Bella di papà - Un saggio sulla figura del padre nella cultura contemporanea, Katherine Angel, Blackie edizioni, 118 pagine, € 17

“Adoriamo i bravi padri” scrive Katherine Angel, un dottorato in Storia della psichiatria e della sessualità a Cambridge e autrice di una interessante indagine riguardo la paternità contemporanea. Ma questa adulazione, ci avvisa la studiosa, sottintende qualcosa di più complicato di un attestato di affetto: è una traccia che percorre la nostra cultura in profondità, presuppone l’esistenza di una specie di legame romantico tra padre e figlia, un copione di reciproca adorazione che il femminismo moderno non ha quasi mai messo in discussione, pur avendo puntato sempre il dito sul patriarcato.

Persino quando hanno condotte discutibili “la delusione nei confronti dei padri è sempre privatizzata e relegata al regno dei problemi personali” scrive Katherine Angel, che cita numerosi esempi di saggi, romanzi, film in cui il rapporto padre e figlie è compromesso ma sempre socialmente accettato. “Pensiamo alla relazione sessualizzata tra Donald Trump e la figlia Ivanka: l’ex presidente la valuta, la ammira, la oggettifica come farebbe con qualunque potenziale preda. Dichiara che se non fosse sua figlia, la corteggerebbe” dice Angel.

Ma ci sono esempi anche più sottili, come le commedie alla Ti presento i miei o i film in cui uno Steve Martin geloso non si capacita di dare in sposa la figlia, e giù risate. “Storicamente, il padre protegge la figlia, e proteggendola ne protegge il valore, come un bene di proprietà da dover cedere. La lascia andare nel mondo degli uomini a malincuore” dice l’autrice. Il più delle volte dimenticandosi, tuttavia, che di quel mondo fa parte anche lui.

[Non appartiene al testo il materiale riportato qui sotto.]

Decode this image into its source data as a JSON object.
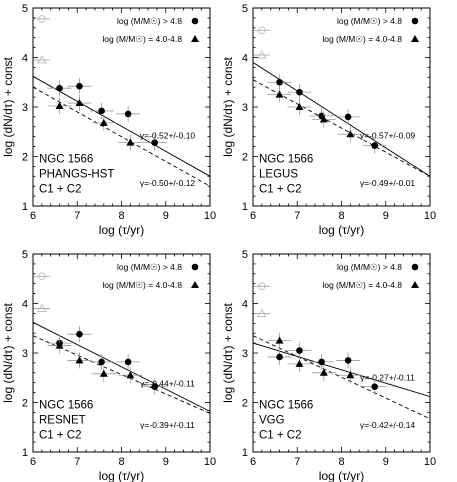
{
  "chart_data": [
    {
      "type": "scatter",
      "title": "",
      "xlabel": "log (τ/yr)",
      "ylabel": "log (dN/dτ) + const",
      "xlim": [
        6,
        10
      ],
      "ylim": [
        1,
        5
      ],
      "xticks": [
        "6",
        "7",
        "8",
        "9",
        "10"
      ],
      "yticks": [
        "1",
        "2",
        "3",
        "4",
        "5"
      ],
      "annotation": [
        "NGC 1566",
        "PHANGS-HST",
        "C1 + C2"
      ],
      "legend_position": "top-right",
      "series": [
        {
          "name": "log (M/M☉) > 4.8",
          "marker": "circle",
          "x": [
            6.6,
            7.05,
            7.55,
            8.15,
            8.75
          ],
          "y": [
            3.38,
            3.42,
            2.92,
            2.86,
            2.28
          ]
        },
        {
          "name": "log (M/M☉) = 4.0-4.8",
          "marker": "triangle",
          "x": [
            6.6,
            7.05,
            7.6,
            8.2
          ],
          "y": [
            3.02,
            3.08,
            2.68,
            2.28
          ]
        },
        {
          "name": "",
          "marker": "open-circle",
          "x": [
            6.2
          ],
          "y": [
            4.78
          ]
        },
        {
          "name": "",
          "marker": "open-triangle",
          "x": [
            6.2
          ],
          "y": [
            3.95
          ]
        }
      ],
      "fits": [
        {
          "style": "solid",
          "label": "γ=-0.52+/-0.10",
          "x": [
            6,
            10
          ],
          "y": [
            3.62,
            1.6
          ]
        },
        {
          "style": "dashed",
          "label": "γ=-0.50+/-0.12",
          "x": [
            6,
            10
          ],
          "y": [
            3.4,
            1.4
          ]
        }
      ]
    },
    {
      "type": "scatter",
      "title": "",
      "xlabel": "log (τ/yr)",
      "ylabel": "log (dN/dτ) + const",
      "xlim": [
        6,
        10
      ],
      "ylim": [
        1,
        5
      ],
      "xticks": [
        "6",
        "7",
        "8",
        "9",
        "10"
      ],
      "yticks": [
        "1",
        "2",
        "3",
        "4",
        "5"
      ],
      "annotation": [
        "NGC 1566",
        "LEGUS",
        "C1 + C2"
      ],
      "legend_position": "top-right",
      "series": [
        {
          "name": "log (M/M☉) > 4.8",
          "marker": "circle",
          "x": [
            6.6,
            7.05,
            7.55,
            8.15,
            8.75
          ],
          "y": [
            3.5,
            3.3,
            2.82,
            2.8,
            2.22
          ]
        },
        {
          "name": "log (M/M☉) = 4.0-4.8",
          "marker": "triangle",
          "x": [
            6.6,
            7.05,
            7.6,
            8.2
          ],
          "y": [
            3.25,
            3.0,
            2.75,
            2.45
          ]
        },
        {
          "name": "",
          "marker": "open-circle",
          "x": [
            6.2
          ],
          "y": [
            4.55
          ]
        },
        {
          "name": "",
          "marker": "open-triangle",
          "x": [
            6.2
          ],
          "y": [
            4.05
          ]
        }
      ],
      "fits": [
        {
          "style": "solid",
          "label": "γ=-0.57+/-0.09",
          "x": [
            6,
            10
          ],
          "y": [
            3.9,
            1.6
          ]
        },
        {
          "style": "dashed",
          "label": "γ=-0.49+/-0.01",
          "x": [
            6,
            10
          ],
          "y": [
            3.55,
            1.6
          ]
        }
      ]
    },
    {
      "type": "scatter",
      "title": "",
      "xlabel": "log (τ/yr)",
      "ylabel": "log (dN/dτ) + const",
      "xlim": [
        6,
        10
      ],
      "ylim": [
        1,
        5
      ],
      "xticks": [
        "6",
        "7",
        "8",
        "9",
        "10"
      ],
      "yticks": [
        "1",
        "2",
        "3",
        "4",
        "5"
      ],
      "annotation": [
        "NGC 1566",
        "RESNET",
        "C1 + C2"
      ],
      "legend_position": "top-right",
      "series": [
        {
          "name": "log (M/M☉) > 4.8",
          "marker": "circle",
          "x": [
            6.6,
            7.05,
            7.55,
            8.15,
            8.75
          ],
          "y": [
            3.2,
            3.38,
            2.82,
            2.82,
            2.32
          ]
        },
        {
          "name": "log (M/M☉) = 4.0-4.8",
          "marker": "triangle",
          "x": [
            6.6,
            7.05,
            7.6,
            8.2
          ],
          "y": [
            3.15,
            2.85,
            2.58,
            2.55
          ]
        },
        {
          "name": "",
          "marker": "open-circle",
          "x": [
            6.2
          ],
          "y": [
            4.55
          ]
        },
        {
          "name": "",
          "marker": "open-triangle",
          "x": [
            6.2
          ],
          "y": [
            3.9
          ]
        }
      ],
      "fits": [
        {
          "style": "solid",
          "label": "γ=-0.44+/-0.11",
          "x": [
            6,
            10
          ],
          "y": [
            3.62,
            1.82
          ]
        },
        {
          "style": "dashed",
          "label": "γ=-0.39+/-0.11",
          "x": [
            6,
            10
          ],
          "y": [
            3.35,
            1.78
          ]
        }
      ]
    },
    {
      "type": "scatter",
      "title": "",
      "xlabel": "log (τ/yr)",
      "ylabel": "log (dN/dτ) + const",
      "xlim": [
        6,
        10
      ],
      "ylim": [
        1,
        5
      ],
      "xticks": [
        "6",
        "7",
        "8",
        "9",
        "10"
      ],
      "yticks": [
        "1",
        "2",
        "3",
        "4",
        "5"
      ],
      "annotation": [
        "NGC 1566",
        "VGG",
        "C1 + C2"
      ],
      "legend_position": "top-right",
      "series": [
        {
          "name": "log (M/M☉) > 4.8",
          "marker": "circle",
          "x": [
            6.6,
            7.05,
            7.55,
            8.15,
            8.75
          ],
          "y": [
            2.92,
            3.05,
            2.82,
            2.85,
            2.32
          ]
        },
        {
          "name": "log (M/M☉) = 4.0-4.8",
          "marker": "triangle",
          "x": [
            6.6,
            7.05,
            7.6,
            8.2
          ],
          "y": [
            3.25,
            2.78,
            2.6,
            2.55
          ]
        },
        {
          "name": "",
          "marker": "open-circle",
          "x": [
            6.2
          ],
          "y": [
            4.35
          ]
        },
        {
          "name": "",
          "marker": "open-triangle",
          "x": [
            6.2
          ],
          "y": [
            3.8
          ]
        }
      ],
      "fits": [
        {
          "style": "solid",
          "label": "γ=-0.27+/-0.11",
          "x": [
            6,
            10
          ],
          "y": [
            3.2,
            2.12
          ]
        },
        {
          "style": "dashed",
          "label": "γ=-0.42+/-0.14",
          "x": [
            6,
            10
          ],
          "y": [
            3.35,
            1.67
          ]
        }
      ]
    }
  ]
}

Il tempo delle stelle, Massimiliano Virgilio, Rizzoli, 224 pagine, 17,10 €

Giuseppe e Lara desiderano dei figli ma i figli non arrivano. Si accomodano sul divano di un noto luminare, spendono soldi, si trovano davanti all’impossibilità di ricoprire un ruolo, quello di genitori, che si addice a tutti tranne a loro. La coppia è solida, fusa, perfettamente in sincronia, ma chi riceve una diagnosi di infertilità lo sa: davanti a un limite biologico, anche le relazioni più forti crollano.

E così accade. Lei si butta nel suo lavoro di assistente sociale, lui insegue da giornalista una storia di un padre omicida, riscoprendo tracce del suo passato. Le loro sofferenze tracciano percorsi individuali e noi seguiamo quelle di Giuseppe, che in questo libro racconta il suo punto di vista, la sua storia di paternità mancata, la traiettoria che lo porta a rinunciare al suo progetto genitoriale. A salutare per sempre la sua futura “stellina”.

“I desideri non esauditi non sono dei lutti” dicono i due protagonisti del romanzo, a un certo punto della storia. Eppure è così che si vive l’ostacolo dell’impossibilità procreativa, come una rinuncia a cui a un certo punto bisogna avere il coraggio di dire addio per aprirsi nuove strade genitoriali. Che non sono quelle convenzionali, ma molto hanno a che fare con l’idea della cura della coppia, del proprio lavoro, di chi incroceremo nella nostra vita anche se geneticamente non ci apparterrà.